ヒブラの紋章は、彼の嘆きに応えたかのようだった。
ブン…と、機械的な音が低く響くと、紋章の刻まれた壁の上から一筋の光が差し込んで、気を失っている生命体を捉えたのである。
生きているかのように周辺をぐるりと光点をあて、それから彼の肉体をスキャンするように足から頭へと移動、それから顔の辺りでペンダントを捉えると、その光はそのまま動かなくなった。
そして直後、紋章は左右に割れた。
そこは扉になっていた。
ゆっくりと、力強く開いていく。
空間があるのだ。砂が音を立てて彼の体もろとも、扉の向こうへ飲み込まれた。
しかし砂の勢いは中途半端で、完全に体を動かすことができず、膝下が来た方の世界に取り残されてしまう。

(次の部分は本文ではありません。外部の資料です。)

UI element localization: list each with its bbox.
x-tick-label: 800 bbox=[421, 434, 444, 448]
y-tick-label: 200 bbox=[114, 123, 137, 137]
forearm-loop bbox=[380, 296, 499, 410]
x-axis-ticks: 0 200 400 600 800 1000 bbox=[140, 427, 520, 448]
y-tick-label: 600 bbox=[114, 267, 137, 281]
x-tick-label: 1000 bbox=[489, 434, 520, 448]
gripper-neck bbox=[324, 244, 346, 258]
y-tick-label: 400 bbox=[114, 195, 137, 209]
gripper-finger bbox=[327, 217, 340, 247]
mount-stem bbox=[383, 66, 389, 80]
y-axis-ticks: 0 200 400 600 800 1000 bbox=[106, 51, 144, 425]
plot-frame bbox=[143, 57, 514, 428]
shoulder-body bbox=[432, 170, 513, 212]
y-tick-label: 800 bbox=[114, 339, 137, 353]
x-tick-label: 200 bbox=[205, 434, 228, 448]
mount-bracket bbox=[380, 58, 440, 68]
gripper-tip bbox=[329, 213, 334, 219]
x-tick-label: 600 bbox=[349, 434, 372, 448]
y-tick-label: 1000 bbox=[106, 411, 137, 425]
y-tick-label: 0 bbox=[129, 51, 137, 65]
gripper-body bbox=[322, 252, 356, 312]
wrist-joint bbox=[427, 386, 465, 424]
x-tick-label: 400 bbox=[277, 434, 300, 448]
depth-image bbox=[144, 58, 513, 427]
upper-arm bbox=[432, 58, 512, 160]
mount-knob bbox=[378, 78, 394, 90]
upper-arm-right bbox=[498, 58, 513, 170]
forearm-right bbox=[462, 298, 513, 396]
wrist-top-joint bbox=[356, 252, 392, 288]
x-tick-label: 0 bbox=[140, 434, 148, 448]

本来ならば閉まるはずの扉も戸惑うのか、閉まりかけたまま動きを止め、緑色の灯りがせわしなく点滅した。
「あっ?」
当直のオペレーターが、すっとんきょうな声を上げた。
「どうしたか?」
後ろに控える道士が尋ねる。
「〈回廊〉の扉が通常とは異なる状態で開きっぱなしになってます! 今は使用されてない扉なのですが!」
「なんだと? 扉が閉まらない? メンテナンスに漏れは無いはずだろう。間違いないか!」
「手違いは考えられません!ですが、侵入者らしき生命体の移動が確認できず、ディフェンサーの作動もありません。実際に見てみないと」
「――よし、使徒は武器も持ってついて来い!他にも巡回中の使徒がいたら連絡をするんだ。…導主にも知らせるように」
反応は早かった。
にわかに騒々しくなるオペレーション・ルームから、カートが猛スピードで飛び出す。
「道士、故障ではないのですか」
「それはルイーザに対する不敬な言葉に値するぞ? …しかし故障だとしても――」
カートは天井高く、褐色の金属洞内を走りぬけ、やがて細く曲りくねった〈回廊〉に入った。
「例の扉まで四分ほどです。第一八三ポイントです」
「構え、いいか! 手前百メートルから徒歩で接近する!」
道士の一喝で、銃器をガチャガチャと脇に固めた。
多少のGを体に負担をかけて、カートは鈍い音を出し止まる。
「使徒はシールドを張れ。一人は外界周辺の様子を探知、一人はディフェンサーのチェックだ。残りは私についてこい」
装着した双眼鏡で倍率を上げ、問題の扉を見やる。
僅かに閉じよう努力している扉の間に、砂が入り込んでいた。
「ここはだいぶ使われていないな…向こう側に砂塵が溜まりに溜まっている。……どうか?」
「道士。外には何も確認できません。安全です」
「ディフェンサーも異常なし。生命反応だけあるようです」
「判った。よし、行くぞ。後方から支援怠るな」
じりじりと接近を始めた。
安全確認の上、壁沿いに慎重な歩みを進めるが、何が起こるか分かったものではない。緊張の余り汗が噴出してくる。
肉眼で砂溜まりが、はっきりと見て取れ、少し足早に駆け寄った。
相変わらず門扉の上には、緑色のライトが点滅を続けて、膝まづいた使徒の一人が声高に言う。
「人が埋もれていますっ」
二、三人の手が一斉に砂を掻き払った。
半分埋もれ、やつれた少年の体が現れる。